Mager uitvallen in vergelijking met Andy Partridge en Colin Moulding is op zich geen schande (haal hun discografie er eens bij en begin alvast te zwijmelen) maar een paar beluisteringen suggereren wel dat White Bread Black Beer wat extra input had kunnen gebruiken: sommige songs lijken onderontwikkeld, de plaat is als geheel wat aan de lange en monotone kant, en de productie en overdaad aan synthetische geluiden gaan na een tijdje aardig op de heupen werken. Dat is net de ironie: terwijl Scritti Politti vroeger naar voren werd geschoven als smooth white soul die perfect gedegusteerd kon worden met een Martini en een designcatalogus binnen handbereik, is soul nu net de grote afwezige.

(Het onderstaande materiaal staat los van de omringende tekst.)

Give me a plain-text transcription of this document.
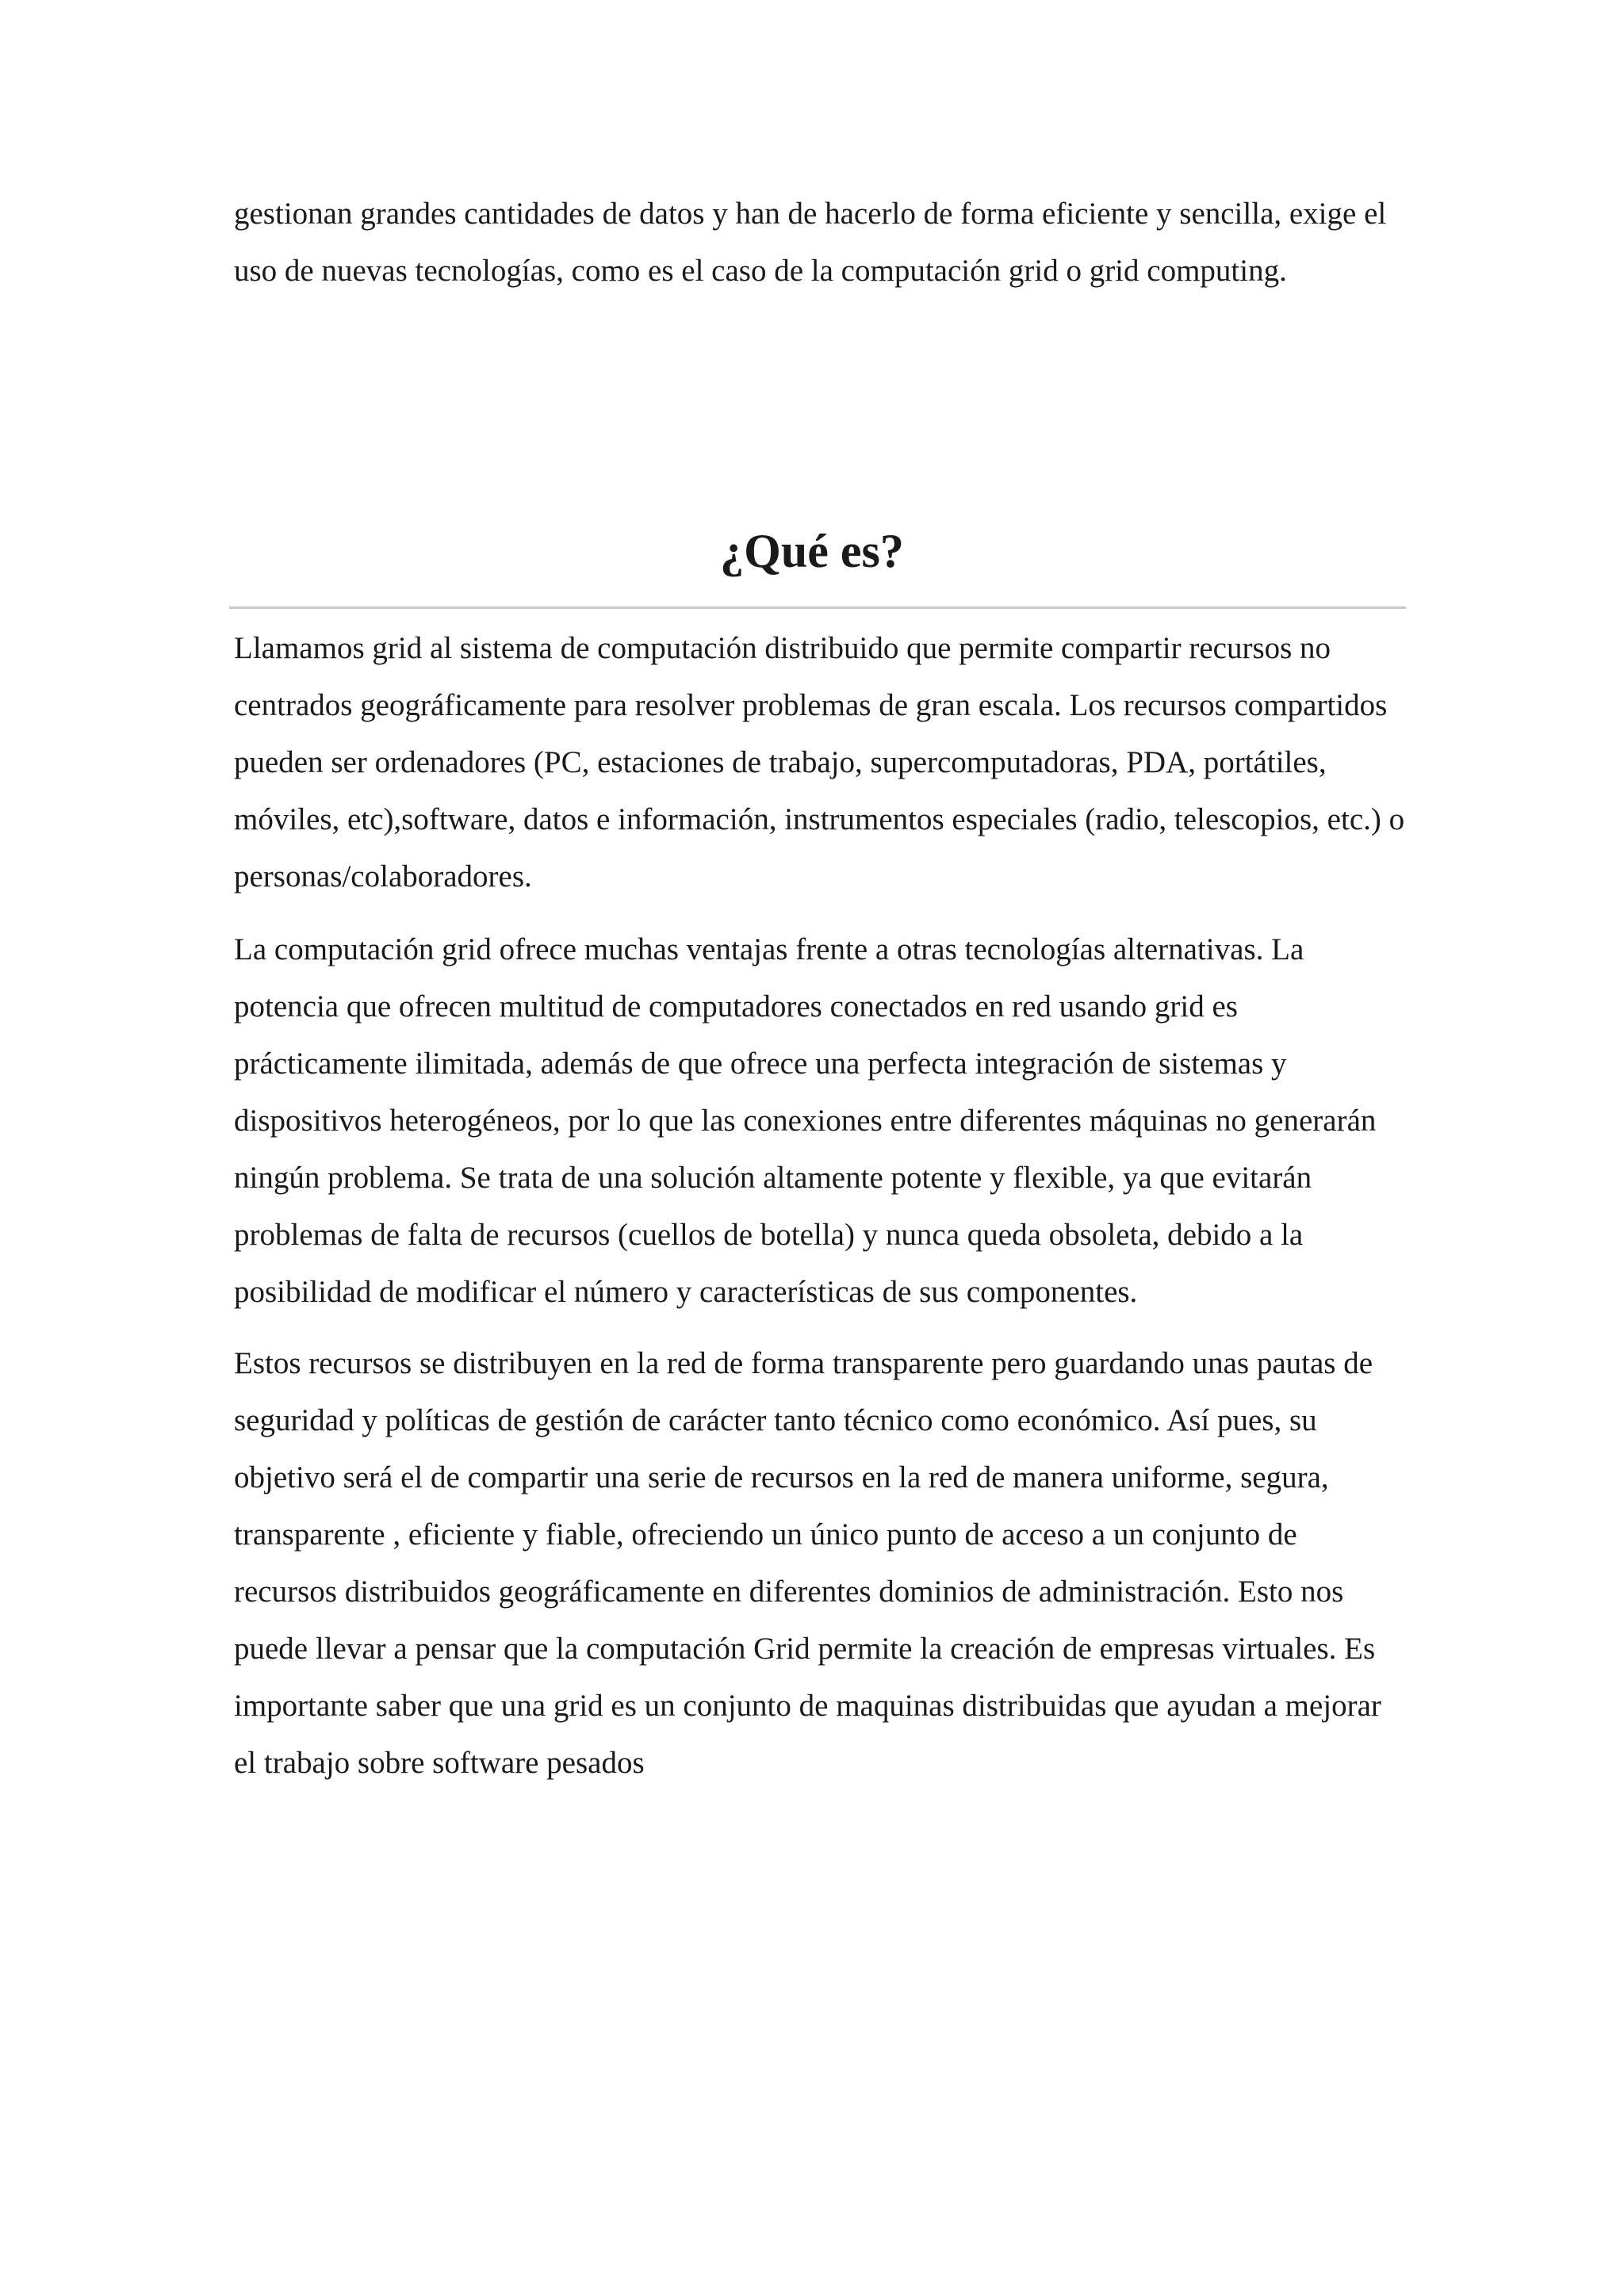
gestionan grandes cantidades de datos y han de hacerlo de forma eficiente y sencilla, exige el uso de nuevas tecnologías, como es el caso de la computación grid o grid computing.

¿Qué es?

Llamamos grid al sistema de computación distribuido que permite compartir recursos no centrados geográficamente para resolver problemas de gran escala. Los recursos compartidos pueden ser ordenadores (PC, estaciones de trabajo, supercomputadoras, PDA, portátiles, móviles, etc),software, datos e información, instrumentos especiales (radio, telescopios, etc.) o personas/colaboradores.

La computación grid ofrece muchas ventajas frente a otras tecnologías alternativas. La potencia que ofrecen multitud de computadores conectados en red usando grid es prácticamente ilimitada, además de que ofrece una perfecta integración de sistemas y dispositivos heterogéneos, por lo que las conexiones entre diferentes máquinas no generarán ningún problema. Se trata de una solución altamente potente y flexible, ya que evitarán problemas de falta de recursos (cuellos de botella) y nunca queda obsoleta, debido a la posibilidad de modificar el número y características de sus componentes.

Estos recursos se distribuyen en la red de forma transparente pero guardando unas pautas de seguridad y políticas de gestión de carácter tanto técnico como económico. Así pues, su objetivo será el de compartir una serie de recursos en la red de manera uniforme, segura, transparente , eficiente y fiable, ofreciendo un único punto de acceso a un conjunto de recursos distribuidos geográficamente en diferentes dominios de administración. Esto nos puede llevar a pensar que la computación Grid permite la creación de empresas virtuales. Es importante saber que una grid es un conjunto de maquinas distribuidas que ayudan a mejorar el trabajo sobre software pesados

Gartside is goed bij stem, roept de stemmenpracht van Simon & Garfunkel op (de eerste helft van "Dr. Abernathy"), en slaagt er hier en daar in kleine popsymfonieën op poten te zetten (het Beach Boys-achtige "Snow In Sun") maar het blijft doorgaans bij goed in het gehoor liggende oorsnoepjes met weinig impact. De etherische zang en toetsen van "Petrococadollar" doen nu en dan denken aan het minimalisme van Robert Wyatt, maar het nummer blijft opnieuw steken bij een goed idee. Daartegenover staan dan luchtige popsongs als "Robin Hood" of het tegen Barry Adamsons jazzpop aanschurkende "E Eleventh Nuts", die beter zouden gedijen als ze niet omringd zouden zijn door middelmatig materiaal.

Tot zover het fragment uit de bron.